If Cecil B. DeMille had directed an episode of “Dynasty,” the end product would probably have looked much like Curse of the Golden Flower. Reportedly the most expensive film in China’s history, director Zhang Yimou has created the most decadent soap opera ever.
As a result, this film is best taken with a couple grains of salt and a side of Tums. Zhang masks his campy plot with iridescent colors and elaborate, cleavage-inducing costumes. Curse of the Golden Flower is an over-the-top theatrical extravaganza where the shimmering golden milieu is lively, but the story is vapid.
Zhang works his alchemy from the start as the film opens in a glistening 10th-century Tang Dynasty palace. Scores of scantily clad women eagerly prepare for the return of Emperor Ping (Chow Yun-Fat). The only woman not hurriedly binding her waist is his wife Empress Phoenix (Gong Li).
We soon find out their union is so corrupt that each is secretly planning the other’s annihilation. The emperor is slowly decaying his wife’s sanity with a special potion, while the empress is planning a coup the night of the upcoming Chrysanthemum Festival. Their three sons, Crown Prince Wan (Liu Ye), Prince Jie (Jay Chou) and Prince Yu (Junjie Qin), must individually decide where their allegiances lie.
If that wasn’t enough, Zhang piles on the intrigue with Byzantine bloodlines, forbidden love affairs and incest.
As each member of the family (slowly) finds out about each other’s ploy, they emote delayed, strangely contorted facial expressions that would be better left in silent cinema.
Zhang leaves behind much of the swooping martial-arts action of his last two films Hero and House of Flying Daggers for the opulent grandeur of medieval China. And what a glittering concoction it is.
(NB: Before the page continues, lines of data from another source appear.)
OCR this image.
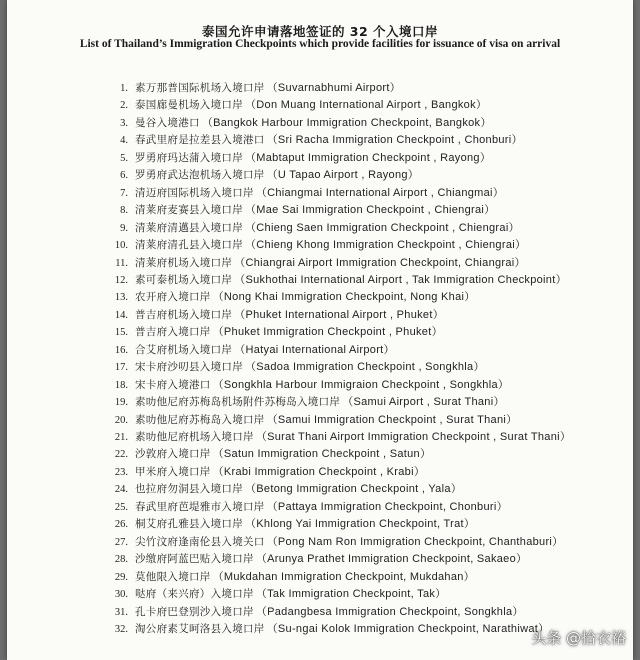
泰国允许申请落地签证的 32 个入境口岸
List of Thailand’s Immigration Checkpoints which provide facilities for issuance of visa on arrival
1. 素万那普国际机场入境口岸 （Suvarnabhumi Airport）
2. 泰国廊曼机场入境口岸 （Don Muang International Airport , Bangkok）
3. 曼谷入境港口 （Bangkok Harbour Immigration Checkpoint, Bangkok）
4. 春武里府是拉差县入境港口 （Sri Racha Immigration Checkpoint , Chonburi）
5. 罗勇府玛达蒲入境口岸 （Mabtaput Immigration Checkpoint , Rayong）
6. 罗勇府武达泡机场入境口岸 （U Tapao Airport , Rayong）
7. 清迈府国际机场入境口岸 （Chiangmai International Airport , Chiangmai）
8. 清莱府麦赛县入境口岸 （Mae Sai Immigration Checkpoint , Chiengrai）
9. 清莱府清邁县入境口岸 （Chieng Saen Immigration Checkpoint , Chiengrai）
10. 清莱府清孔县入境口岸 （Chieng Khong Immigration Checkpoint , Chiengrai）
11. 清莱府机场入境口岸 （Chiangrai Airport Immigration Checkpoint, Chiangrai）
12. 素可泰机场入境口岸 （Sukhothai International Airport , Tak Immigration Checkpoint）
13. 农开府入境口岸 （Nong Khai Immigration Checkpoint, Nong Khai）
14. 普吉府机场入境口岸 （Phuket International Airport , Phuket）
15. 普吉府入境口岸 （Phuket Immigration Checkpoint , Phuket）
16. 合艾府机场入境口岸 （Hatyai International Airport）
17. 宋卡府沙叨县入境口岸 （Sadoa Immigration Checkpoint , Songkhla）
18. 宋卡府入境港口 （Songkhla Harbour Immigraion Checkpoint , Songkhla）
19. 素叻他尼府苏梅岛机场附件苏梅岛入境口岸 （Samui Airport , Surat Thani）
20. 素叻他尼府苏梅岛入境口岸 （Samui Immigration Checkpoint , Surat Thani）
21. 素叻他尼府机场入境口岸 （Surat Thani Airport Immigration Checkpoint , Surat Thani）
22. 沙敦府入境口岸 （Satun Immigration Checkpoint , Satun）
23. 甲米府入境口岸 （Krabi Immigration Checkpoint , Krabi）
24. 也拉府勿洞县入境口岸 （Betong Immigration Checkpoint , Yala）
25. 春武里府芭堤雅市入境口岸 （Pattaya Immigration Checkpoint, Chonburi）
26. 桐艾府孔雅县入境口岸 （Khlong Yai Immigration Checkpoint, Trat）
27. 尖竹汶府逢南伦县入境关口 （Pong Nam Ron Immigration Checkpoint, Chanthaburi）
28. 沙缴府阿蓝巴贴入境口岸 （Arunya Prathet Immigration Checkpoint, Sakaeo）
29. 莫他限入境口岸 （Mukdahan Immigration Checkpoint, Mukdahan）
30. 哒府（来兴府）入境口岸 （Tak Immigration Checkpoint, Tak）
31. 孔卡府巴登别沙入境口岸 （Padangbesa Immigration Checkpoint, Songkhla）
32. 淘公府素艾呵洛县入境口岸 （Su-ngai Kolok Immigration Checkpoint, Narathiwat）
头条 @拾衣裕
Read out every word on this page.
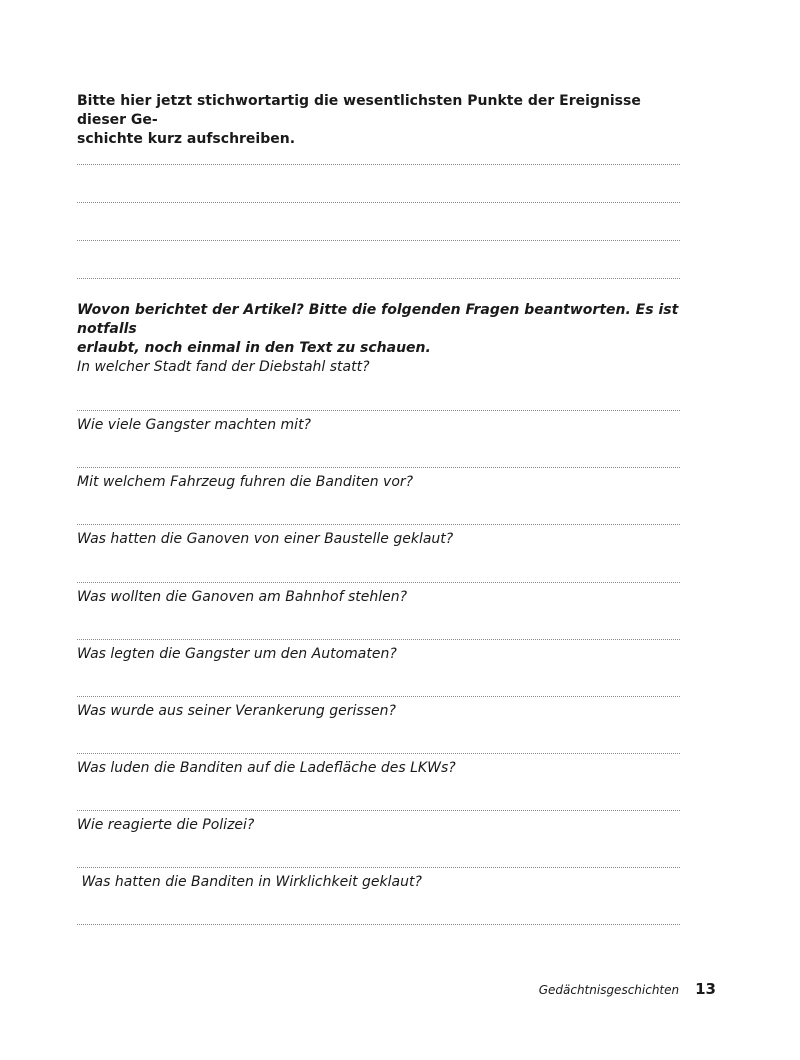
Bitte hier jetzt stichwortartig die wesentlichsten Punkte der Ereignisse dieser Ge-
schichte kurz aufschreiben.

Wovon berichtet der Artikel? Bitte die folgenden Fragen beantworten. Es ist notfalls
erlaubt, noch einmal in den Text zu schauen.

In welcher Stadt fand der Diebstahl statt?

Wie viele Gangster machten mit?

Mit welchem Fahrzeug fuhren die Banditen vor?

Was hatten die Ganoven von einer Baustelle geklaut?

Was wollten die Ganoven am Bahnhof stehlen?

Was legten die Gangster um den Automaten?

Was wurde aus seiner Verankerung gerissen?

Was luden die Banditen auf die Ladefläche des LKWs?

Wie reagierte die Polizei?

Was hatten die Banditen in Wirklichkeit geklaut?

Gedächtnisgeschichten 13
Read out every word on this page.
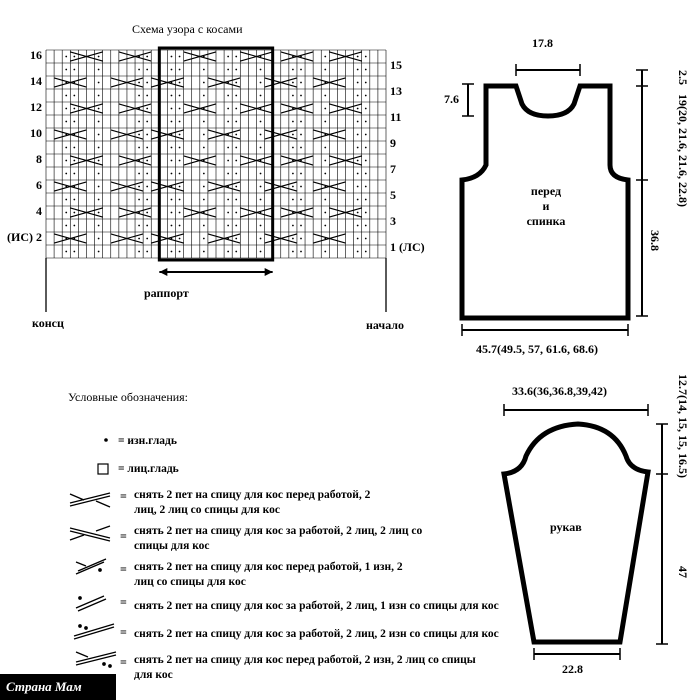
Схема узора с косами
16
14
12
10
8
6
4
(ИС) 2
15
13
11
9
7
5
3
1 (ЛС)
раппорт
консц	начало
17.8
7.6
перед
и
спинка
2.5
19(20, 21.6, 21.6, 22.8)
36.8
45.7(49.5, 57, 61.6, 68.6)
33.6(36,36.8,39,42)
рукав
12.7(14, 15, 15, 16.5)
47
22.8
Условные обозначения:
=
=
=
=
=
=
= изн.гладь
= лиц.гладь
снять 2 пет на спицу для кос перед работой, 2 лиц, 2 лиц со спицы для кос
снять 2 пет на спицу для кос за работой, 2 лиц, 2 лиц со спицы для кос
снять 2 пет на спицу для кос перед работой, 1 изн, 2 лиц со спицы для кос
снять 2 пет на спицу для кос за работой, 2 лиц, 1 изн со спицы для кос
снять 2 пет на спицу для кос за работой, 2 лиц, 2 изн со спицы для кос
снять 2 пет на спицу для кос перед работой, 2 изн, 2 лиц со спицы для кос
Страна Мам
Nearly every scene is basked in cornea-searing colors, practically illuminating a darkened theater. Everything, even Gong’s three-inch fingernails, is slathered in gold.
But, Zhang’s ruse can’t sustain the film’s gamut. When the royal family’s house of cards finally crashes, the characters’ are so underdeveloped that their actions are listless and the subsequent bloody warfare is stagnant.
Zhang would be best served to return to the psychological intricacies of his earlier films Ju Dou and Raise the Red Lantern.
This sordid tale is too trivial to match the film’s sumptuous extravagancies. Curse of the Golden Flower aspires to Shakespearean heights, but settles for luxurious daytime television.